Mau­rice Allais est aus­si un pas­sion­né de physique et son dernier livre racon­te ses travaux et ses déboires face à la com­mu­nauté sci­en­tifique française.

Pen­dant longtemps j’ai été intrigué par le trou­ble que je sen­tais chez mes inter­locu­teurs lors des dis­cus­sions sur la grav­i­ta­tion : il y avait tou­jours quelqu’un pour citer les anom­alies de la théorie et en par­ti­c­uli­er les “ expéri­ences du pen­d­ule para­conique ”. Cepen­dant la réac­tion était imman­quable­ment vive et pas­sion­nelle, les plus qual­i­fiés pre­naient la parole pour stig­ma­tis­er “ ces expéri­ences man­quant de sérieux et dépourvues d’intérêt sci­en­tifique ”, “ ces résul­tats man­i­feste­ment impos­si­bles dus à des effets per­vers nég­ligés par l’expérimentateur ”, etc. Cela se ter­mi­nait en général par des plaisan­ter­ies d’un goût plus ou moins douteux.

En con­séquence j’avais fini par ne plus oser abor­der cette ques­tion d’une part parce qu’elle ne con­cer­nait pas directe­ment mon tra­vail, d’autre part par peur du ridicule et en troisième lieu parce que j’avais fini par penser que tant d’hommes émi­nents et plus com­pé­tents que moi dans le domaine con­cerné ne pou­vaient tous se tromper en même temps. Cer­tains d’entre eux avaient cer­taine­ment fait les véri­fi­ca­tions néces­saires à leurs affir­ma­tions si tranchantes.

Eh bien, j’avais tort, j’avais sous-estimé la puis­sance du con­formisme et de l’esprit de chapelle jusque dans les milieux sci­en­tifiques et je dois faire ici amende hon­or­able. On ne peut juger val­able­ment en ne s’informant que d’un seul côté et c’est pourquoi j’ai été prodigieuse­ment intéressé par le tout récent livre de Mon­sieur Mau­rice Allais.

Bien enten­du, comme l’auteur le recon­naît lui-même, les essais d’explications théoriques des phénomènes con­statés sont sujets à cau­tion. Bien d’autres expli­ca­tions pour­raient en principe être pro­posées mais l’essentiel n’est pas là, il est dans les expéri­ences faites et dans leurs résultats.

Il n’est vrai­ment pas pos­si­ble de con­tester le sérieux et la valeur des expéri­ences effec­tuées. Elles sont exposées avec clarté et pré­ci­sion selon un pro­to­cole expéri­men­tal rigoureux et sci­en­tifique en sur­veil­lant avec soin les dif­férents effets per­vers pos­si­bles, effets que l’on com­bat aus­si en vari­ant large­ment les con­di­tions expérimentales.

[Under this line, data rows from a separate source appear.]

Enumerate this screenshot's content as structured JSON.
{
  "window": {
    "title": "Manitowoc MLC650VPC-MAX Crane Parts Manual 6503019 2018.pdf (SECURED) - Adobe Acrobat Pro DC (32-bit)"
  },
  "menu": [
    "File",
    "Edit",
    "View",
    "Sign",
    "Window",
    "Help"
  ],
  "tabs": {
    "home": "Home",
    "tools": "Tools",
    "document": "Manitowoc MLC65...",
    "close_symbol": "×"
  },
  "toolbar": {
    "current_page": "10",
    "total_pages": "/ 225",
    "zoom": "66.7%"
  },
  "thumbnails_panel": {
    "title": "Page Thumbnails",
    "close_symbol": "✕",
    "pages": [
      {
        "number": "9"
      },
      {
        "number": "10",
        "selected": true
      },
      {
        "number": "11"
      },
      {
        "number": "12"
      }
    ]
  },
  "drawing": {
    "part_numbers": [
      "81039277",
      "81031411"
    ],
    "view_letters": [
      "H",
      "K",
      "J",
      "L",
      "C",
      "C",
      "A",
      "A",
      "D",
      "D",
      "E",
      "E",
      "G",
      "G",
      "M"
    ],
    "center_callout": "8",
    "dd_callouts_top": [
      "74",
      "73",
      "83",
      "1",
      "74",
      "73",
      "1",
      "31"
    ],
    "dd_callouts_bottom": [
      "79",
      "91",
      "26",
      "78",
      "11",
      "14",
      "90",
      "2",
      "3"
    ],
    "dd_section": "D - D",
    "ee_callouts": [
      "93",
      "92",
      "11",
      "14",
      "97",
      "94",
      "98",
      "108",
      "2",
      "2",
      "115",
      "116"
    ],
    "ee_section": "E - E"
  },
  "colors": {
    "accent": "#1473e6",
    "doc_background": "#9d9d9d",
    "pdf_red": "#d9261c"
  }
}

Les cor­réla­tions observées sont d’autant plus impres­sion­nantes qu’elles s’appuient sur des expéri­ences de natures dif­férentes, les unes mécaniques (oscil­la­tions du pen­d­ule para­conique), les autres optiques (visées sur mires) et ce n’est pas l’un des moin­dres mérites de Mau­rice Allais que d’avoir retrou­vé ces mêmes cor­réla­tions chez d’autres expéri­men­ta­teurs (Esclan­gon, Miller).

Bien enten­du l’idéal serait de véri­fi­er tout ceci en recom­mançant les expéri­ences, même s’il y faut du temps et un bud­get élevé. En tout cas il est rel­a­tive­ment aisé de refaire les analy­ses har­moniques et de véri­fi­er les cor­réla­tions avec les ordi­na­teurs et les puis­santes méth­odes de cal­cul mod­ernes qui élim­i­nent tout arte­fact involontaire.

Si, comme il sem­ble prob­a­ble, les cor­réla­tions présen­tées sont con­fir­mées, en par­ti­c­uli­er celles avec la péri­ode lunaire de 24 h 50 mn, il devien­dra évi­dent qu’un phénomène nou­veau, bien supérieur à ce que pou­vaient prévoir les théories actuelles, a été mis en évidence.

Ce phénomène que peut-il être ? Une anisotropie de l’espace ? C’est l’une des pos­si­bil­ités. Il con­vien­dra bien sûr de mul­ti­pli­er d’abord les résul­tats expéri­men­taux de toutes sortes avant de se lancer dans la théorie.

Recon­nais­sons que le sens physique de Mau­rice Allais lui a fait choisir les phénomènes les plus sen­si­bles : les oscil­la­tions d’un pen­d­ule métrique, les visées sur mires, les expéri­ences d’interférométrie, et l’on pour­ra sans doute aug­menter la sen­si­bil­ité et la durée des expéri­ences en util­isant un pen­d­ule oscil­lant dans le vide ou sous pres­sion réduite.

Gageons cepen­dant que des résul­tats posi­tifs ne s’imposeront pas si vite. Une théorie dépassée ne dis­paraît que chas­sée par une théorie nou­velle mieux adap­tée au réel. Ne voit-on pas ain­si le dar­win­isme se sur­vivre tant bien que mal, bien qu’il fasse eau de toutes parts ? Mais encore aujourd’hui aucune théorie ne peut pré­ten­dre le remplacer.